- Known for: Development of conceptual understanding in topics in physics; development of formal reasoning skills

Academic background
- Education: University of Ottawa (BSc, MSc) University of Western Ontario (PhD)

Academic work
- Discipline: Physics Education Research
- Institutions: University of Washington

= Paula Heron =

Canadian-American physics educator

Paula R. L. Heron is a Canadian-American physics educator who works as a professor of physics at the University of Washington.

==Education==
Heron has bachelor's and master's degrees in physics from the University of Ottawa in 1990 and 1991. She completed her Ph.D. at the University of Western Ontario in 1995.

==Service==
Heron is one of the founders and leaders of "Foundations and Frontiers in Physics Education Research", a biennial conference in physics education. In 2014 she became co-chair of the Joint Task Force on Undergraduate Physics Programs of the American Association of Physics Teachers and American Physical Society (APS).

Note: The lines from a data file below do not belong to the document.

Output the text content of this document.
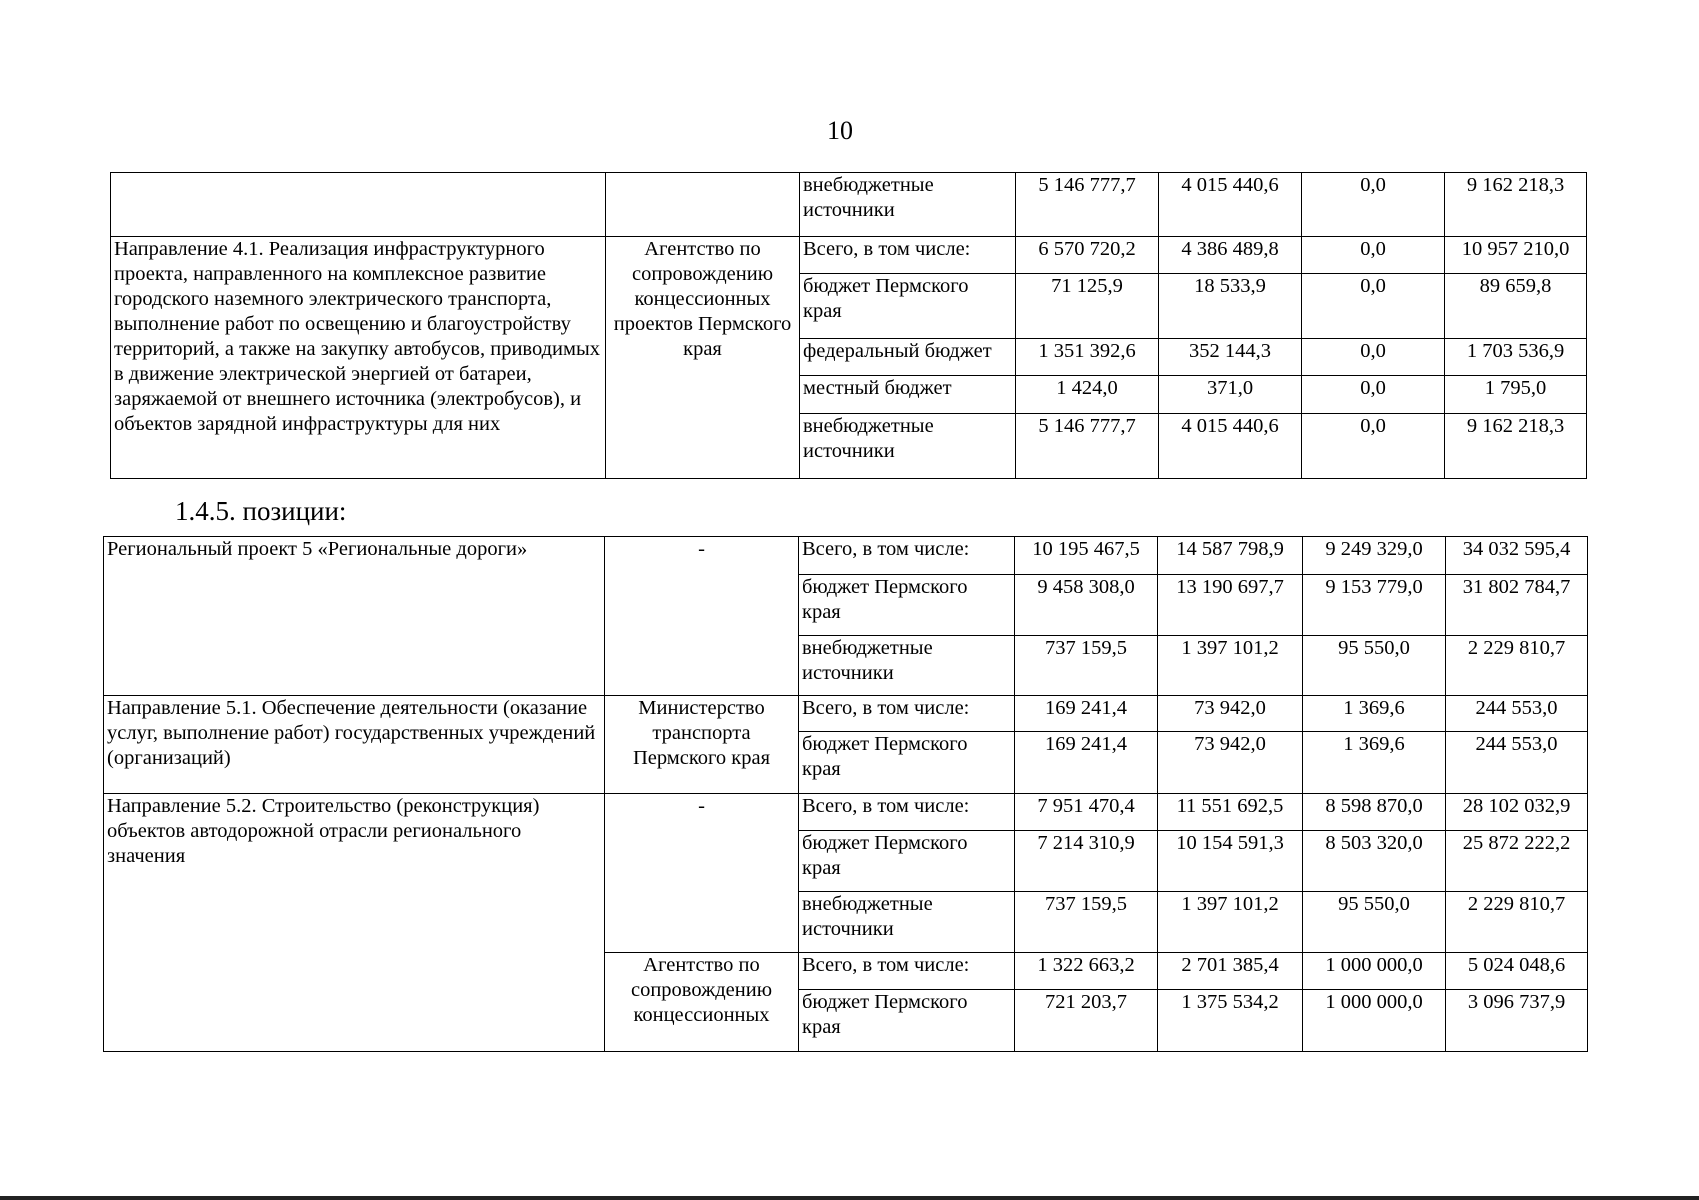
10
		внебюджетные источники	5 146 777,7	4 015 440,6	0,0	9 162 218,3
Направление 4.1. Реализация инфраструктурного проекта, направленного на комплексное развитие городского наземного электрического транспорта, выполнение работ по освещению и благоустройству территорий, а также на закупку автобусов, приводимых в движение электрической энергией от батареи, заряжаемой от внешнего источника (электробусов), и объектов зарядной инфраструктуры для них	Агентство по сопровождению концессионных проектов Пермского края	Всего, в том числе:	6 570 720,2	4 386 489,8	0,0	10 957 210,0
		бюджет Пермского края	71 125,9	18 533,9	0,0	89 659,8
		федеральный бюджет	1 351 392,6	352 144,3	0,0	1 703 536,9
		местный бюджет	1 424,0	371,0	0,0	1 795,0
		внебюджетные источники	5 146 777,7	4 015 440,6	0,0	9 162 218,3
1.4.5. позиции:
Региональный проект 5 «Региональные дороги»	-	Всего, в том числе:	10 195 467,5	14 587 798,9	9 249 329,0	34 032 595,4
		бюджет Пермского края	9 458 308,0	13 190 697,7	9 153 779,0	31 802 784,7
		внебюджетные источники	737 159,5	1 397 101,2	95 550,0	2 229 810,7
Направление 5.1. Обеспечение деятельности (оказание услуг, выполнение работ) государственных учреждений (организаций)	Министерство транспорта Пермского края	Всего, в том числе:	169 241,4	73 942,0	1 369,6	244 553,0
		бюджет Пермского края	169 241,4	73 942,0	1 369,6	244 553,0
Направление 5.2. Строительство (реконструкция) объектов автодорожной отрасли регионального значения	-	Всего, в том числе:	7 951 470,4	11 551 692,5	8 598 870,0	28 102 032,9
		бюджет Пермского края	7 214 310,9	10 154 591,3	8 503 320,0	25 872 222,2
		внебюджетные источники	737 159,5	1 397 101,2	95 550,0	2 229 810,7
	Агентство по сопровождению концессионных	Всего, в том числе:	1 322 663,2	2 701 385,4	1 000 000,0	5 024 048,6
		бюджет Пермского края	721 203,7	1 375 534,2	1 000 000,0	3 096 737,9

She was chair for the 2020 term of the APS Topical Group on Physics Education Research.

==Recognition==
In 2007, Heron was named a Fellow of the American Physical Society, after a nomination from the APS Forum on Education, "for her leadership in the physics education research community and development and active dissemination of research-based curricula that significantly impact physics instruction throughout the world". She was part of the University of Washington Physics Education Group that was honored in 2008 with the APS Excellence in Physics Education Award, "for leadership in advancing research methods in physics education, promoting the importance of physics education research as a subdiscipline of physics, and developing research-based curricula that have improved students' learning of physics from kindergarten to graduate school".